9. A dendritic cell whose function is not substantially inhibited by immune suppressive factors in the body of a cancer patient wherein said dendritic cell is transfected with a plasmid encoding a sequence that when transcribed into RNA yields a hairpin loop that degrades intracellularly into short interfering RNA that possesses substantial homology with an exon from the gene encoding arginase.

10. The utility of the dendritic cell of claims 6-10 as a cancer vaccine, wherein said dendritic cell is administered a tumor antigen and subsequently introduced into the body of a mammal in need thereof at a concentration needed to stimulate tumor-specific immunity.

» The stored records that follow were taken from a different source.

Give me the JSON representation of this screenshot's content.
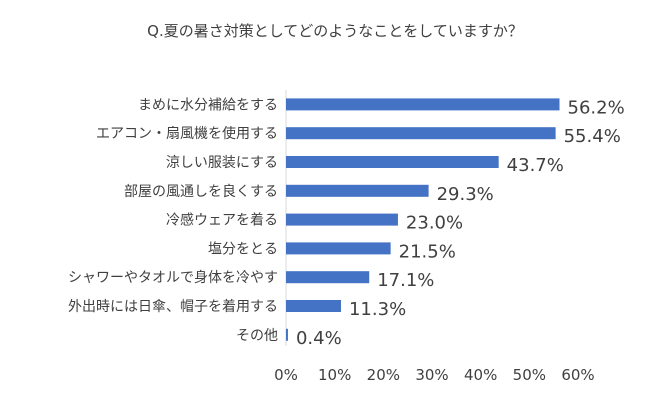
{
  "chart_data": {
    "type": "bar",
    "orientation": "horizontal",
    "title": "Q.夏の暑さ対策としてどのようなことをしていますか？",
    "categories": [
      "まめに水分補給をする",
      "エアコン・扇風機を使用する",
      "涼しい服装にする",
      "部屋の風通しを良くする",
      "冷感ウェアを着る",
      "塩分をとる",
      "シャワーやタオルで身体を冷やす",
      "外出時には日傘、帽子を着用する",
      "その他"
    ],
    "values": [
      56.2,
      55.4,
      43.7,
      29.3,
      23.0,
      21.5,
      17.1,
      11.3,
      0.4
    ],
    "value_labels": [
      "56.2%",
      "55.4%",
      "43.7%",
      "29.3%",
      "23.0%",
      "21.5%",
      "17.1%",
      "11.3%",
      "0.4%"
    ],
    "xlim": [
      0,
      60
    ],
    "x_ticks": [
      "0%",
      "10%",
      "20%",
      "30%",
      "40%",
      "50%",
      "60%"
    ],
    "grid": false,
    "bar_color": "#4472C4"
  }
}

11. A cellular vaccine composition wherein the dendritic cell of claim 10 is admixed into a biocompatible sponge-like material and inserted into the proximity of a tumor.

12. The cellular vaccine composition of claim 11 wherein the sponge-like material is comprised of epsilon-caprolactone-co-L-lactide reinforced with knitted poly-L-lactide fabric PCLA.

13. The cellular vaccine composition of claim 11 wherein the sponge-like material is comprised mainly of gelatin.

14. The vaccine composition of claim 11 wherein the sponge-like material is comprised of polyglycolic acid.

15. A method of protecting dendritic cells from tumor-induced apoptosis through inhibition of arginase pathway.

16. A method of blocking tumor-induced DC suppression by administering an effective amount of an inhibitor of ODC such as .alpha.-difluoromethylornithine (DFMO).

17. A method of blocking tumor-induced DC suppression by restricting arginine or polyamine intake.

18. A method of blocking tumor-induced DC suppression by administering drugs whose primary or secondary effects include suppression of arginine levels, arginase activity, or ODC activity or levels.